Today's news

January 13, 2005

Architecture reprieved
Cambridge's architecture department won a reprieve this week as the university authorities decided to restructure rather than close it completely. Six of the 17 academic staff will take early retirement or leave the department under changes agreed by Cambridge's ruling General Board on Wednesday. The department, which must cut costs by £200,000, was threatened with closure amid concerns over research quality. A new professor and lecturer will be appointed and research will focus on sustainable design, the university said. 
The Times Higher , The Times, The Daily Telegraph, The Guardian, The Independent

Clearing may see deals on fees
Students who fail to make their A-level grades next year may be able to secure a university place for less money than students who perform better in the exams, it has emerged. Universities will be able to offer "bargain-basement deals" during the final clearing rush for degree places in 2006, despite fears that charging some students more for the same degrees would be unfair and would prompt complaints from undergraduates and parents. 
The Times Higher , The Times, The Financial Times

Universities 'turn out immoral and uncouth students'
A leading academic last night accused universities of turning out a generation of students who are uncouth and immoral.
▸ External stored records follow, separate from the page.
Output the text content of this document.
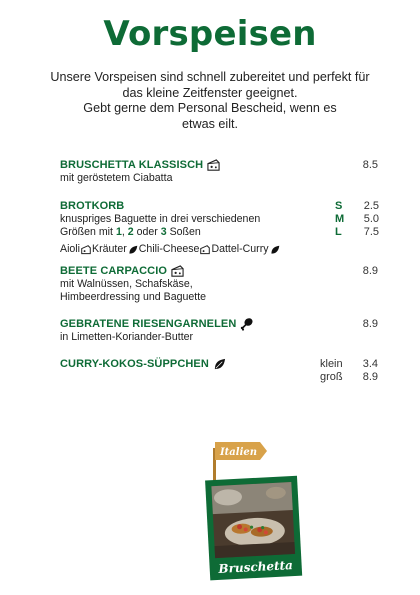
Vorspeisen
Unsere Vorspeisen sind schnell zubereitet und perfekt für
das kleine Zeitfenster geeignet.
Gebt gerne dem Personal Bescheid, wenn es
etwas eilt.
BRUSCHETTA KLASSISCH
mit geröstetem Ciabatta
8.5
BROTKORB
knuspriges Baguette in drei verschiedenen
Größen mit 1, 2 oder 3 Soßen
Aioli Kräuter Chili-Cheese Dattel-Curry
S	2.5
M	5.0
L	7.5
BEETE CARPACCIO
mit Walnüssen, Schafskäse,
Himbeerdressing und Baguette
8.9
GEBRATENE RIESENGARNELEN
in Limetten-Koriander-Butter
8.9
CURRY-KOKOS-SÜPPCHEN	klein	3.4
groß	8.9
Italien
Bruschetta
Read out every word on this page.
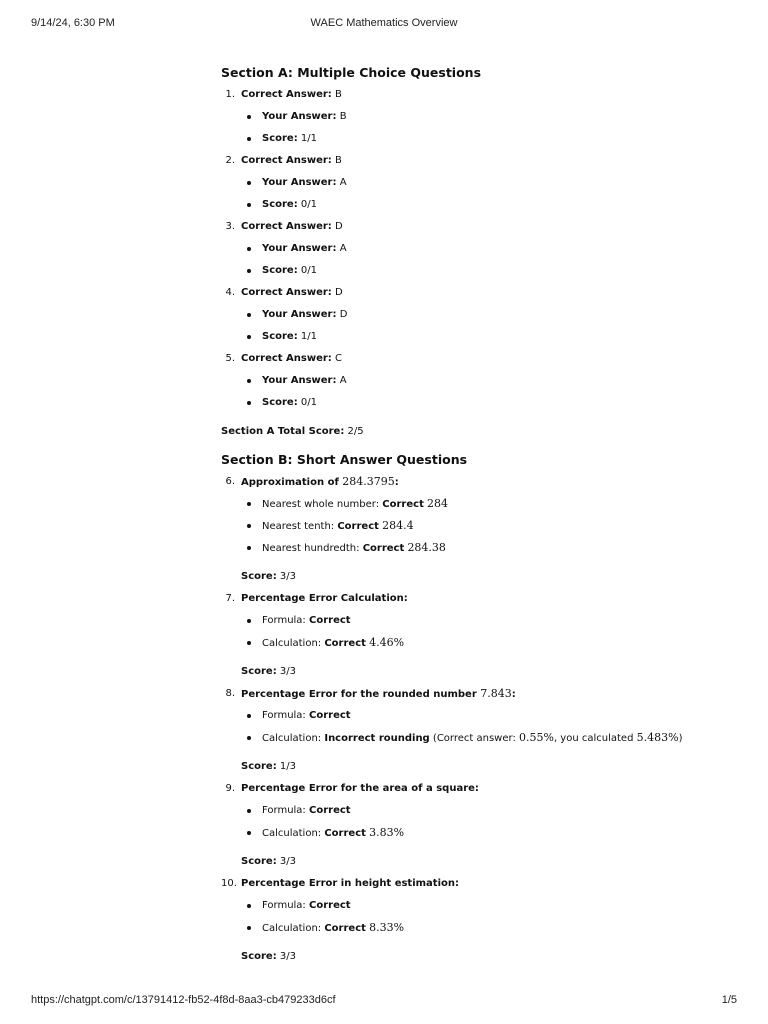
9/14/24, 6:30 PM	WAEC Mathematics Overview
Section A: Multiple Choice Questions
1. Correct Answer: B
Your Answer: B
Score: 1/1
2. Correct Answer: B
Your Answer: A
Score: 0/1
3. Correct Answer: D
Your Answer: A
Score: 0/1
4. Correct Answer: D
Your Answer: D
Score: 1/1
5. Correct Answer: C
Your Answer: A
Score: 0/1
Section A Total Score: 2/5
Section B: Short Answer Questions
6. Approximation of 284.3795:
Nearest whole number: Correct 284
Nearest tenth: Correct 284.4
Nearest hundredth: Correct 284.38
Score: 3/3
7. Percentage Error Calculation:
Formula: Correct
Calculation: Correct 4.46%
Score: 3/3
8. Percentage Error for the rounded number 7.843:
Formula: Correct
Calculation: Incorrect rounding (Correct answer: 0.55%, you calculated 5.483%)
Score: 1/3
9. Percentage Error for the area of a square:
Formula: Correct
Calculation: Correct 3.83%
Score: 3/3
10. Percentage Error in height estimation:
Formula: Correct
Calculation: Correct 8.33%
Score: 3/3
https://chatgpt.com/c/13791412-fb52-4f8d-8aa3-cb479233d6cf	1/5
Steven Schwartz, vice-chancellor of Brunel University, said it was increasingly common for them to plagiarise work from others and to fail to pay back loans.
Daily Mail, Evening Standard

What are... corporate universities
Go on enlighten me, what is a corporate university?
The Times (Career)

How do I get rich? Get a degree
Entrepreneurs skip college to make billions while the rest of us serve fries to pay off out student loans; but generally, if you want to make money, it pays to study.
The Times (Career)

...Bad week
Anyone who thought that a science or engineering degree would deliver money and success has been duped.
The Times (Career)

Sheffield University hoping to transmute stem cells into gold
A company controlled by the University of Sheffield is seeking to raise £10m to fund the commercialisation of its academics' discoveries, ranging from stem-cell science to repairing severely burned skin.